Tras el asesinato con armas de alto calibre cometido en Plaza del Valle, el pasado sábado, hubo una disminución de personas no sólo en este punto sino algunos más de concurrencia pública.
“Esto por supuesto que impacta. La gente dice: no, para qué salgo, mejor me quedo a ver una película en mi casa, eso aunado a que no hay recursos nos mete en una situación bastante complicada. Esperemos que haya coordinación para que observe más policía y vigilancia”, sostuvo.
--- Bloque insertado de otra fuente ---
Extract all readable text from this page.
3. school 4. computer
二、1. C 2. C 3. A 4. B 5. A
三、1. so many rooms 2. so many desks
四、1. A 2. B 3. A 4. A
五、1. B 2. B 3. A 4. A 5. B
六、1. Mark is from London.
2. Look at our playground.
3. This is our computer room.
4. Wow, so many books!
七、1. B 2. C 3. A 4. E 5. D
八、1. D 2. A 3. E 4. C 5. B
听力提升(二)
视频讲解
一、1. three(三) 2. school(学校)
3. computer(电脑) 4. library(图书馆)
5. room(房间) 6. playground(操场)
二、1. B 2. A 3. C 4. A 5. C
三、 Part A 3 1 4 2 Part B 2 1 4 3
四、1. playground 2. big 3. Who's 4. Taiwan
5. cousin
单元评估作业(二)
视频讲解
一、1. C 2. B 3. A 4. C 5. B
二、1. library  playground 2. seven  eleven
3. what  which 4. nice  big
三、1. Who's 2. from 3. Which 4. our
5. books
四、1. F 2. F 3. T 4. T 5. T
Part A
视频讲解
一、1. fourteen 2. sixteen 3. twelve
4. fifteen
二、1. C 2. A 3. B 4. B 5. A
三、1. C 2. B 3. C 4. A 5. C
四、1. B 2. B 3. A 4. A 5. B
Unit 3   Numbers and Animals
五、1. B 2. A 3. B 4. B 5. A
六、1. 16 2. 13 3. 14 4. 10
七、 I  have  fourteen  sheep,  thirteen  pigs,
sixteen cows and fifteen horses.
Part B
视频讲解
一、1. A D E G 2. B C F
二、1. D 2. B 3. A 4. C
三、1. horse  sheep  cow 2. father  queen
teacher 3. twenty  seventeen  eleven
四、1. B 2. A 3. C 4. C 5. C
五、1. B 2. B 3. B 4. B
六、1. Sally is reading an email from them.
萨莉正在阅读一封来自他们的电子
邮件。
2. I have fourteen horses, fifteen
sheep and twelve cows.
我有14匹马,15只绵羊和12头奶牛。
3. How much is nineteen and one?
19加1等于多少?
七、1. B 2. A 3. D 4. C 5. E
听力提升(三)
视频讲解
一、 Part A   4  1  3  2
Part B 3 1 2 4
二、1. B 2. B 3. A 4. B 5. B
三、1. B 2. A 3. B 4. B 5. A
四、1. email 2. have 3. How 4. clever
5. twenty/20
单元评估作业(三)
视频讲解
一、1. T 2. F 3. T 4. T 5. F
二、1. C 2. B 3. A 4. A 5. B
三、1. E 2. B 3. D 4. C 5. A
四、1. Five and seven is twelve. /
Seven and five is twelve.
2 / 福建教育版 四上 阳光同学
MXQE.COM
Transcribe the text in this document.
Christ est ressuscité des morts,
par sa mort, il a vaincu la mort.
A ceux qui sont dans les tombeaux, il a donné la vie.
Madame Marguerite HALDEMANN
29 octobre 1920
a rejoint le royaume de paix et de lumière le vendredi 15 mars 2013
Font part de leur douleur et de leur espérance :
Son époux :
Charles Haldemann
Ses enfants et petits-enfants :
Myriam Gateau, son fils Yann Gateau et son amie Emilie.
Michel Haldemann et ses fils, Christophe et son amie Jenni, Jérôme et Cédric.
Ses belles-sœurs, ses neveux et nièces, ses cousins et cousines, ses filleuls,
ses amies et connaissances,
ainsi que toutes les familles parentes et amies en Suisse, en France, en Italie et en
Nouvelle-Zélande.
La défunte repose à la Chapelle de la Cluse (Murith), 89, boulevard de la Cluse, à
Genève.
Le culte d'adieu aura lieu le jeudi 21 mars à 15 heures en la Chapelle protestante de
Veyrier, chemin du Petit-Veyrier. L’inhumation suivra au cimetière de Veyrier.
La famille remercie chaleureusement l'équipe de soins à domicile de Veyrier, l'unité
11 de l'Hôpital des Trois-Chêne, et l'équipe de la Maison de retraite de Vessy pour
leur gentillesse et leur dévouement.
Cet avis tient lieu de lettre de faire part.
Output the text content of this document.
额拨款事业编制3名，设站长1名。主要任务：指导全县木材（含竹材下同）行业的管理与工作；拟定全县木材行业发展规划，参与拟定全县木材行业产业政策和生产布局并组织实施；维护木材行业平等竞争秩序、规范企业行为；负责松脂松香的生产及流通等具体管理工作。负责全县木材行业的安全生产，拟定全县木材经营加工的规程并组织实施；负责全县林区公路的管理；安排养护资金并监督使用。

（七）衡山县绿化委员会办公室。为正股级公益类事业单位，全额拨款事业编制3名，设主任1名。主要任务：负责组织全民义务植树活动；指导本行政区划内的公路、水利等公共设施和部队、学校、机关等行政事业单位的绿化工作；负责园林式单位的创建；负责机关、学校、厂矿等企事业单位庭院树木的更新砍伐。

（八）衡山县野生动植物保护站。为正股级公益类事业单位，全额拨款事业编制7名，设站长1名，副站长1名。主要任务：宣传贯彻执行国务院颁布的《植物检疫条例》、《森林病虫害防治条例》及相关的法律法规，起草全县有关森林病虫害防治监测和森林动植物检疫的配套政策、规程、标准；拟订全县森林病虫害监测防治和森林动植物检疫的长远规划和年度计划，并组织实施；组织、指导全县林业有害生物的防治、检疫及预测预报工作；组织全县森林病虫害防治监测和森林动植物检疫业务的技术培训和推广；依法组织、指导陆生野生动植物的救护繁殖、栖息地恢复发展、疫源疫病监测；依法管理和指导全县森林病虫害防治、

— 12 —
A pesar de la llegada de cien elementos de la Guardia Nacional que se han desplegado en la capital del estado, la comisión de delitos no se ha inhibido.
Costosa inseguridad
De acuerdo con la Encuesta Nacional de Victimización y Percepción Sobre la Seguridad Pública (ENVIPE) 2018, durante 2017 el costo total a consecuencia de la inseguridad y el delito en los hogares en Oaxaca representó un monto de 6 mil 421 millones 700 mil pesos.
Para las empresas representó un costo de tres mil 814 millones 491 mil 872.53 pesos, por los gastos en medidas de protección y por pérdidas a consecuencia del delito.
En suma, tanto para los hogares como las unidades económicas el costo del delito en Oaxaca fue de 10 mil 236 millones 191 mil 872.53 pesos.
De acuerdo con lo expresado por algunas personas como Patricia López, habitante de la capital del estado, la ejecución cometida el pasado sábado generó un sentimiento de pánico que como familia nos obligó a cambiar planes. “Los delincuentes ya no respetan ningún espacio por eso ya no nos sentimos seguros de salir con tranquilidad a las calles”, enfatizó la ciudadana.
Al primer trimestre de 2019, sólo el 25.5 por ciento de quienes habitan en la capital del estado se sentían seguros, en tanto otra parte de la población modificó distintos hábitos, por ejemplo, el 63.2 por ciento dejó de llevar cosas de valor, el 44.4 por ciento evitó caminar alrededor de su vivienda, el 43.2 por ciento dejó de permitir que los menores de edad jueguen en la calle y el 41.2 por ciento dejó de visitar a sus familiares.